И появился бы человек, желавший их погибели, вреда и неволи.
И он бы перекрыл безопасный и хороший проход, по которому радостно
ходить, и открыл ложный проход, выставил приманку, соорудил
куклу – так, чтобы это большое стадо оленей позже ожидали беда,
несчастье, утрата. Но пришёл бы другой человек, желавший им
добра, благополучия, защиты, открыл бы заново безопасный и хороший
проход, ведущий к их счастью, и закрыл бы ложный проход, убрал
бы приманку, разрушил бы куклу – так, что это стадо оленей позже
пришло бы к возрастанию, увеличению, осуществлению.
Монахи,
я привёл этот пример, чтобы донести смысл. Смысл таков: «Великое
болото в низине» – это обозначение чувственных удовольствий.

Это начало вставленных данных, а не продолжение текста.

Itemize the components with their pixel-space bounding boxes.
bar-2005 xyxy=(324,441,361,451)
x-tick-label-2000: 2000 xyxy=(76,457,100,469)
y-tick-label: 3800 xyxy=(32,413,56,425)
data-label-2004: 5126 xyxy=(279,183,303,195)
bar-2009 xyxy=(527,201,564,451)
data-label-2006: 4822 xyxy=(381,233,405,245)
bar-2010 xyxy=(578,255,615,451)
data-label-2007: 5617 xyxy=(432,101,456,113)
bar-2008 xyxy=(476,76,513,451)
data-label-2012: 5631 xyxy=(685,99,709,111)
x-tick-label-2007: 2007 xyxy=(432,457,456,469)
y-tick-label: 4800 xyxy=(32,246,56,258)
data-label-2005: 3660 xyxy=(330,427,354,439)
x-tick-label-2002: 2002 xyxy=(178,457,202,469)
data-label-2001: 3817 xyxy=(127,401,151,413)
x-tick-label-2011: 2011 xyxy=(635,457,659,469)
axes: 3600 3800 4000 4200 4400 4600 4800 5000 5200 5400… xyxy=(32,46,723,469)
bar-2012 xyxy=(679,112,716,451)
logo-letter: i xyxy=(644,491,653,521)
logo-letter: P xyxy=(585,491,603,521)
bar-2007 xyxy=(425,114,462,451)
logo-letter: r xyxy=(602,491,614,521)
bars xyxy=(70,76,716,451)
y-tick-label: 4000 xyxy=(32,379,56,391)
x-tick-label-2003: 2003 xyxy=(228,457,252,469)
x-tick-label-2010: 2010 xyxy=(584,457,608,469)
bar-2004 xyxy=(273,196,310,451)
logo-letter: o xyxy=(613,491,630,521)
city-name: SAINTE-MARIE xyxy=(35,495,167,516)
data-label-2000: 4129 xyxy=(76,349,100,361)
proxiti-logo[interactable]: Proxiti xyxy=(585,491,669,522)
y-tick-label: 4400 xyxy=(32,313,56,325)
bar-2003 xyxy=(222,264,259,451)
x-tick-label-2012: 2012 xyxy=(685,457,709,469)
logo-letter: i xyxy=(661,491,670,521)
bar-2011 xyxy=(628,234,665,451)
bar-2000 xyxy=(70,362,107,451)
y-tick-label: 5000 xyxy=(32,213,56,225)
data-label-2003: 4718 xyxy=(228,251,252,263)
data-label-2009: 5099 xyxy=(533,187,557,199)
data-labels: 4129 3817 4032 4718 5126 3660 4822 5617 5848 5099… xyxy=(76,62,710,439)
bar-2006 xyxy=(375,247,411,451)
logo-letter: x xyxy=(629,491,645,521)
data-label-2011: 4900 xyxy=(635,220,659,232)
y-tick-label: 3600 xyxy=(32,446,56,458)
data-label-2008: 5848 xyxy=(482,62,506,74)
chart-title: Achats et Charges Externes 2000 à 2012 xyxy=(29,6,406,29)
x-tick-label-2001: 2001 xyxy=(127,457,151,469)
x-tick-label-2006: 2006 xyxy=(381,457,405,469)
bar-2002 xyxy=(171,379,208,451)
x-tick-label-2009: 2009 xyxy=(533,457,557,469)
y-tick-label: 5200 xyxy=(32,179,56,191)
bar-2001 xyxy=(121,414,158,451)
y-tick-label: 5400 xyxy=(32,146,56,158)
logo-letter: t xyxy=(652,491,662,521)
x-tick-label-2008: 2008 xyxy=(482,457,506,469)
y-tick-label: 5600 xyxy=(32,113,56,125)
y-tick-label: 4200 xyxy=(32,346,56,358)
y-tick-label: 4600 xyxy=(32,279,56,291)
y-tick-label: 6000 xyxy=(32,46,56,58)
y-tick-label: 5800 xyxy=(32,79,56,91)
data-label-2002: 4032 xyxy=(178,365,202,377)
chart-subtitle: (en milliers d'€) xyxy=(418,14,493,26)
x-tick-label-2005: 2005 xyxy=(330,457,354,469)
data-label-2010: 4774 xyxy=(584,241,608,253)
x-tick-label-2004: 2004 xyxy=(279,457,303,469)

«Большое стадо оленей» – это обозначение существ. «Человек,
желавший погибели, вреда и неволи» – это обозначение Злого Мары.
«Ложный путь» – это обозначение неправильного Восьмеричного
пути, то есть неправильных воззрений, неправильных устремлений,
неправильной речи, неправильных действий, неправильных средств
к жизни, неправильных усилий, неправильной осознанности, неправильного
сосредоточения. «Приманка» – это обозначение наслаждения и страсти.
«Кукла» – это обозначение неведения. «Человек, желающий добра,
благополучия, защиты» – это обозначение Татхагаты, совершенного
и полностью просветлённого. «Безопасный и хороший проход, ведущий
к благополучию, по которому радостно ходить» – это Благородный
восьмеричный путь, то есть правильные воззрения, правильное
устремление, правильная речь, правильные действия, правильные
средства к жизни, правильное усилие, правильная осознанность,
правильное сосредоточение.
Так,
монахи, безопасный и хороший проход, по которому радостно ходить,
был заново открыт мной, ложный проход был закрыт, приманка убрана,
кукла разрушена.
То,
что следует сделать учителю для своих учеников из сострадания
к ним, желая им благополучия, имея к ним сострадание, – всё
это я сделал для вас. Вон там – подножия деревьев, там – пустые
хижины. Медитируйте, монахи, не откладывайте на потом, иначе
будете позже сожалеть об этом. Таково наше наставление вам».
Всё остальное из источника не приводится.